In a few minutes the ringing phone drew him out of a dream, and he went into the house to answer it.
“I can’t have you missing another day, Pruitt.” It was Wayne Workman.
“But I have no choice, Wayne. I’m in bad shape. I had this tooth pulled yesterday and—”
“I don’t care what your excuse is. If you are alive you’ve got to come to school. Mrs. Horky took your classes yesterday and she had a devil of a time with your second hour and with your study hall. She came back again this morning, and she’s in your classroom right now with first hour, but she says she will not under any circumstances be in that room when it comes time for second hour, nor will she go upstairs at two o’clock and take over your study hall. She says at two o’clock she’s going home.”

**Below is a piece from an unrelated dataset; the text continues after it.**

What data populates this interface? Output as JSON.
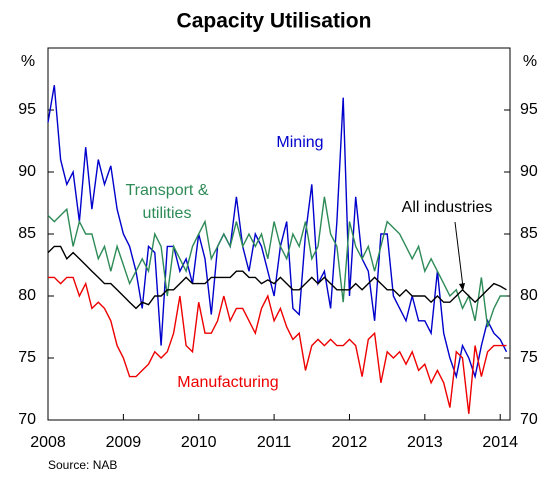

“Now wait a minute, Wayne. When people sign up to be substitute teachers, don’t they agree to take the bad with the good? They’re
paid
to take the bad with the good. I’m in no shape to be teaching today.”
There was a long pause. Perhaps Wayne was paging through the Faculty Handbook for the solution to this problem. When he spoke it was at a higher pitch. “Pruitt, are you refusing to do what I say?”
“Yes.”
Another long pause. Perhaps he was chewing his mustache. “Pruitt, second hour begins in ten minutes. If you can’t be here for second hour I will understand. Ten minutes wouldn’t be enough time for you to primp for the young ladies in your classes—”
“What do you mean by that?”
“… but if you aren’t here to take your study hall at two o’clock—that’s almost five hours’ warning I’m giving you then we shall see what we shall see.” Wayne hung up.